A Man of the Sandwich Islands, with his Helmet.

Date:

C1784

Condition:

In good condition.

Technique:

Copper engraving.

Image Size: 

230mm 
x 290mm
AUTHENTICITY
A Man of the Sandwich Islands, with his Helmet. - Antique Print from 1784

Genuine antique
dated:

1784

Description:

Rare engraving from the official British Admiralty sanctioned edition of the accounts of Cook’s third and final voyage. All other later copies made of this image by other publishers were unauthorised, usually smaller and inferior in quality.
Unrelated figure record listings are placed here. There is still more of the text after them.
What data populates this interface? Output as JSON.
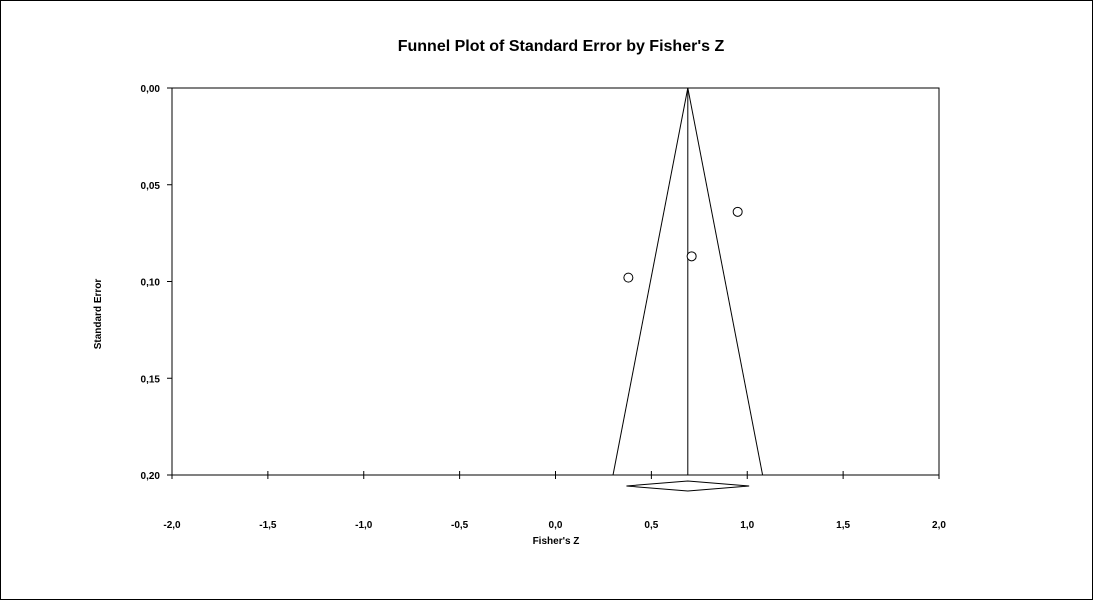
{
  "chart_data": {
    "type": "scatter",
    "title": "Funnel Plot of Standard Error by Fisher's Z",
    "xlabel": "Fisher's Z",
    "ylabel": "Standard Error",
    "xlim": [
      -2.0,
      2.0
    ],
    "ylim": [
      0.0,
      0.2
    ],
    "y_inverted": true,
    "grid": false,
    "x_ticks": [
      "-2,0",
      "-1,5",
      "-1,0",
      "-0,5",
      "0,0",
      "0,5",
      "1,0",
      "1,5",
      "2,0"
    ],
    "x_tick_values": [
      -2.0,
      -1.5,
      -1.0,
      -0.5,
      0.0,
      0.5,
      1.0,
      1.5,
      2.0
    ],
    "y_ticks": [
      "0,00",
      "0,05",
      "0,10",
      "0,15",
      "0,20"
    ],
    "y_tick_values": [
      0.0,
      0.05,
      0.1,
      0.15,
      0.2
    ],
    "points": [
      {
        "x": 0.38,
        "y": 0.098
      },
      {
        "x": 0.71,
        "y": 0.087
      },
      {
        "x": 0.95,
        "y": 0.064
      }
    ],
    "summary_effect": 0.69,
    "funnel_at_max_se": [
      0.3,
      1.08
    ],
    "diamond": {
      "center": 0.69,
      "lower": 0.37,
      "upper": 1.01
    }
  }
}
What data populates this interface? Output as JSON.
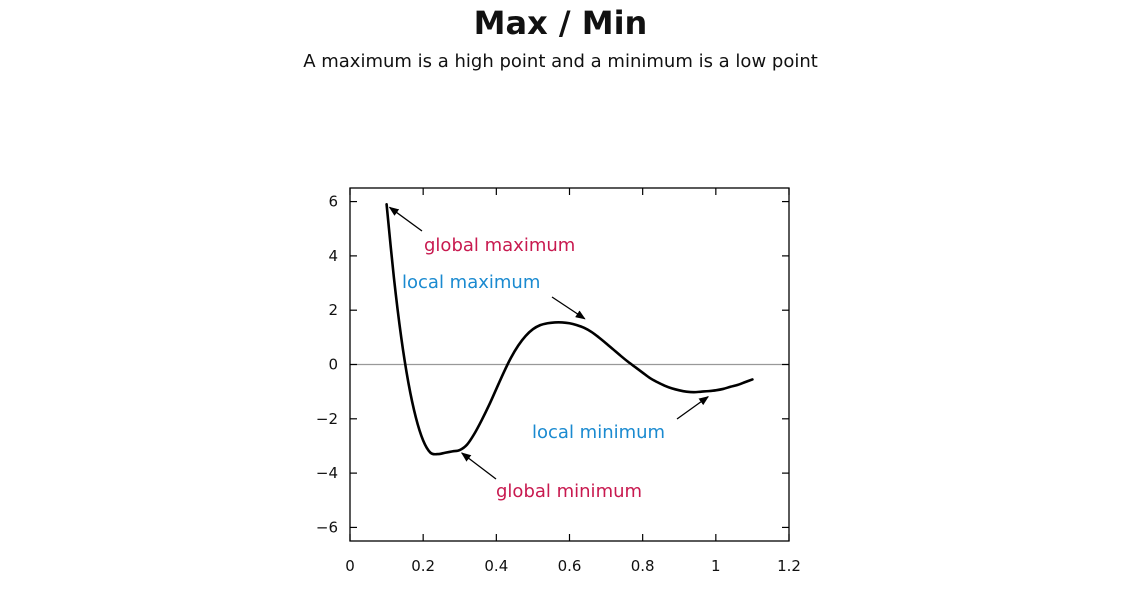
{
  "header": {
    "title": "Max / Min",
    "subtitle": "A maximum is a high point and a minimum is a low point"
  },
  "colors": {
    "curve": "#000000",
    "zero_line": "#999999",
    "global_annotation": "#c8194f",
    "local_annotation": "#1a8ad0"
  },
  "chart_data": {
    "type": "line",
    "title": "",
    "xlabel": "",
    "ylabel": "",
    "xlim": [
      0,
      1.2
    ],
    "ylim": [
      -6.5,
      6.5
    ],
    "xticks": [
      0,
      0.2,
      0.4,
      0.6,
      0.8,
      1,
      1.2
    ],
    "xtick_labels": [
      "0",
      "0.2",
      "0.4",
      "0.6",
      "0.8",
      "1",
      "1.2"
    ],
    "yticks": [
      -6,
      -4,
      -2,
      0,
      2,
      4,
      6
    ],
    "ytick_labels": [
      "−6",
      "−4",
      "−2",
      "0",
      "2",
      "4",
      "6"
    ],
    "grid": false,
    "zero_line": true,
    "series": [
      {
        "x": [
          0.1,
          0.12,
          0.14,
          0.16,
          0.18,
          0.2,
          0.22,
          0.24,
          0.26,
          0.28,
          0.3,
          0.32,
          0.34,
          0.36,
          0.38,
          0.4,
          0.42,
          0.44,
          0.46,
          0.48,
          0.5,
          0.52,
          0.54,
          0.56,
          0.58,
          0.6,
          0.62,
          0.64,
          0.66,
          0.68,
          0.7,
          0.72,
          0.74,
          0.76,
          0.78,
          0.8,
          0.82,
          0.84,
          0.86,
          0.88,
          0.9,
          0.92,
          0.94,
          0.96,
          0.98,
          1.0,
          1.02,
          1.04,
          1.06,
          1.08,
          1.1
        ],
        "y": [
          5.9,
          3.2,
          1.0,
          -0.7,
          -1.95,
          -2.8,
          -3.25,
          -3.3,
          -3.25,
          -3.2,
          -3.15,
          -2.95,
          -2.55,
          -2.05,
          -1.5,
          -0.9,
          -0.3,
          0.25,
          0.7,
          1.05,
          1.3,
          1.45,
          1.52,
          1.55,
          1.55,
          1.52,
          1.45,
          1.35,
          1.2,
          1.0,
          0.78,
          0.55,
          0.32,
          0.1,
          -0.1,
          -0.3,
          -0.5,
          -0.65,
          -0.78,
          -0.88,
          -0.95,
          -1.0,
          -1.02,
          -1.0,
          -0.98,
          -0.95,
          -0.9,
          -0.82,
          -0.75,
          -0.65,
          -0.55
        ]
      }
    ],
    "annotations": [
      {
        "text": "global maximum",
        "x": 0.1,
        "y": 5.9,
        "kind": "global"
      },
      {
        "text": "local maximum",
        "x": 0.65,
        "y": 1.5,
        "kind": "local"
      },
      {
        "text": "global minimum",
        "x": 0.3,
        "y": -3.15,
        "kind": "global"
      },
      {
        "text": "local minimum",
        "x": 0.99,
        "y": -1.0,
        "kind": "local"
      }
    ]
  }
}
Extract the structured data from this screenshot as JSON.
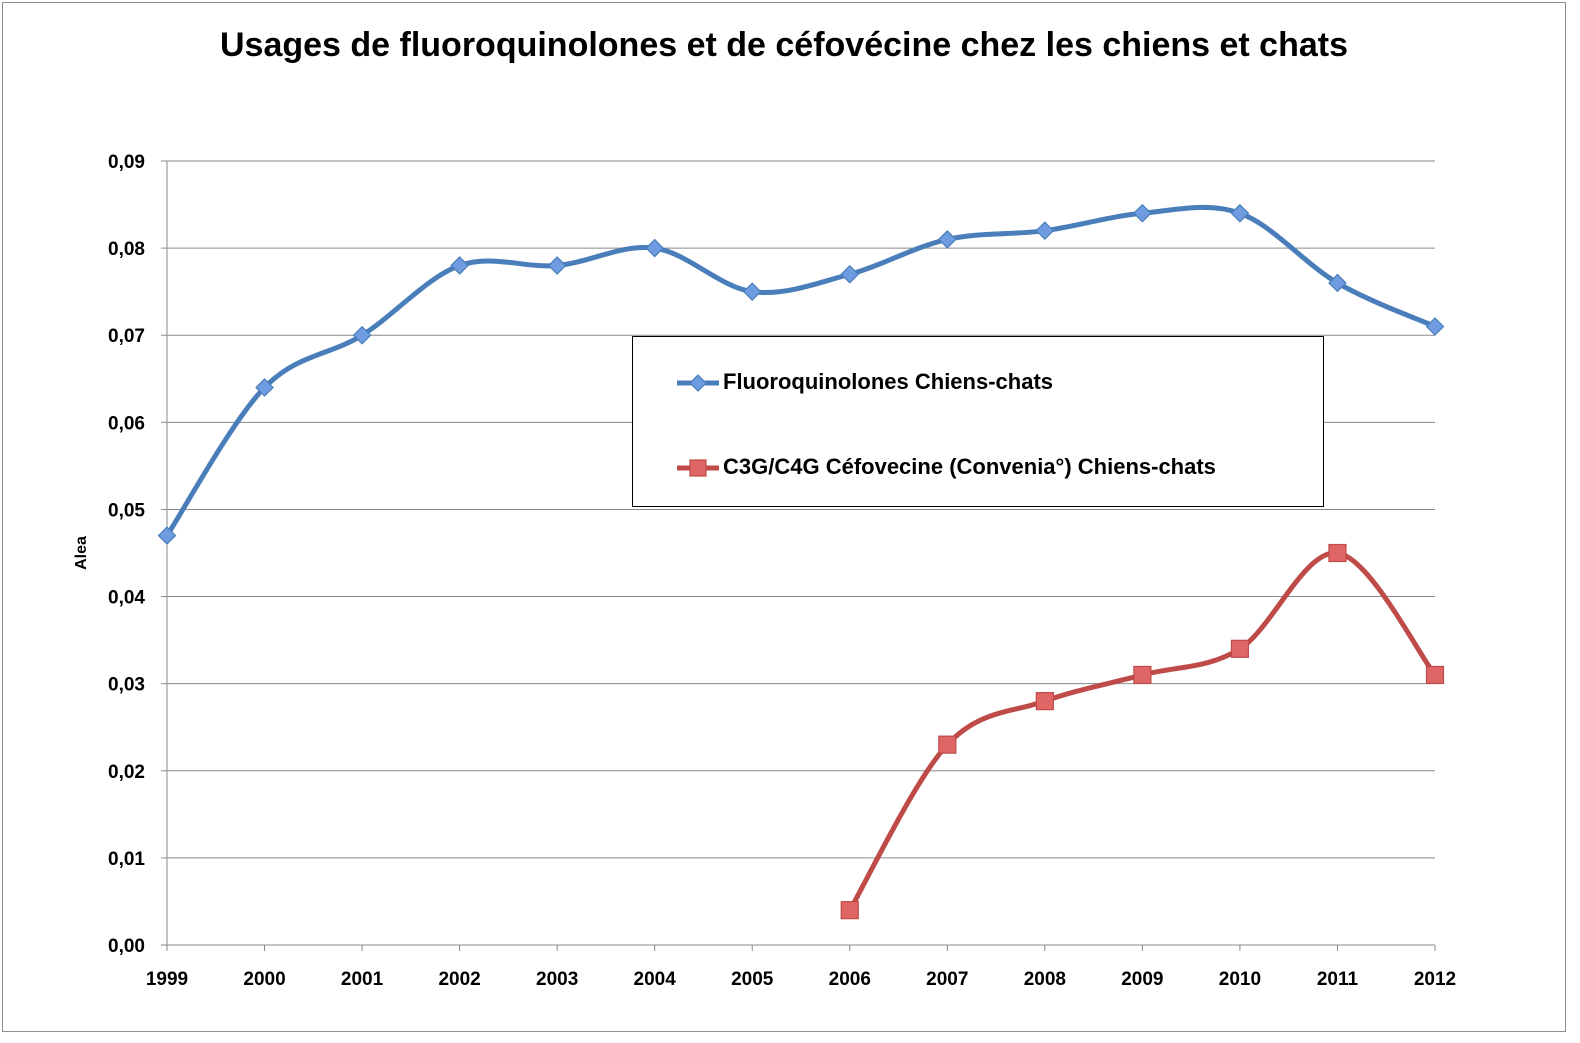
{
  "chart_data": {
    "type": "line",
    "title": "Usages de fluoroquinolones et de céfovécine chez les chiens et chats",
    "ylabel": "Alea",
    "xlabel": "",
    "ylim": [
      0,
      0.09
    ],
    "yticks": [
      "0,00",
      "0,01",
      "0,02",
      "0,03",
      "0,04",
      "0,05",
      "0,06",
      "0,07",
      "0,08",
      "0,09"
    ],
    "categories": [
      "1999",
      "2000",
      "2001",
      "2002",
      "2003",
      "2004",
      "2005",
      "2006",
      "2007",
      "2008",
      "2009",
      "2010",
      "2011",
      "2012"
    ],
    "grid": true,
    "legend_position": "center",
    "smooth": true,
    "series": [
      {
        "name": "Fluoroquinolones Chiens-chats",
        "color": "#4a7ebb",
        "marker_color": "#6f9be0",
        "marker": "diamond",
        "values": [
          0.047,
          0.064,
          0.07,
          0.078,
          0.078,
          0.08,
          0.075,
          0.077,
          0.081,
          0.082,
          0.084,
          0.084,
          0.076,
          0.071
        ]
      },
      {
        "name": "C3G/C4G Céfovecine (Convenia°) Chiens-chats",
        "color": "#be4b48",
        "marker_color": "#e06666",
        "marker": "square",
        "values": [
          null,
          null,
          null,
          null,
          null,
          null,
          null,
          0.004,
          0.023,
          0.028,
          0.031,
          0.034,
          0.045,
          0.031
        ]
      }
    ]
  }
}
Famous portrait of the Hawaiian chief, Kanaina, who was killed in the fighting that followed the death of Cook. This image is one of the most famous and frequently reproduced of all the Third Voyage images. 

The crested feather helmet, or mahiole, and the feather cape, or ‘ahu ‘ula, were among the finest and most distinctive examples of Hawaiian craftsmanship. The feathers were collected by a specialist called po’e hahai manu, and were a significant component of the tithe paid to the administrative chief during the annual makahiki season. Most of these were then passed on to the ruling chief of the district, where they were collected until an adequate number were available for creating a helmet or cloak. Much has been made of the apparent similarity between the feather headdress and the design of the Spanish helmet of an earlier period. There has been speculation that this image proves the existence of an earlier Spanish visitation to Hawaii though there is no firm evidence that such an encounter ever occurred.

Beddie 1743-64, p.342, Joppien 3.313A, ill.p.543

From Cook & King, A Voyage to the Pacific Ocean Undertaken by the Command of His Majesty, for Making Discoveries in the Northern Hemisphere….

John Webber (1752 - 1793)

John Webber was an 18th century artist, best known for his work as the official artist on Captain James Cook's third and final voyage to the Pacific in 1776-1780. He was born in London, England in 1751 and was trained as an artist. Webber accompanied Cook on his voyage as the official artist, tasked with creating drawings and paintings of the places and people they encountered. He produced many illustrations and sketches that were used to make engravings for inclusion in the official account of the voyage, published after Cook's death. Webber was required to "give a more perfect idea thereof than can be formed by written description." Webber's illustrations and engravings of the Pacific islands and their inhabitants are considered some of the most accurate and detailed depictions of the region from that time. They provide an important record of the places and people encountered by Cook and his crew, and are valuable for understanding the culture and daily life of the people of the Pacific during the 18th century. He died in London in 1793, after having returned from the voyage, but his work continues to be recognised as an important historical record of the voyage and of the art of his time. Webber's oeuvre from the voyage was the most comprehensive record of sights in the Pacific region ever produced.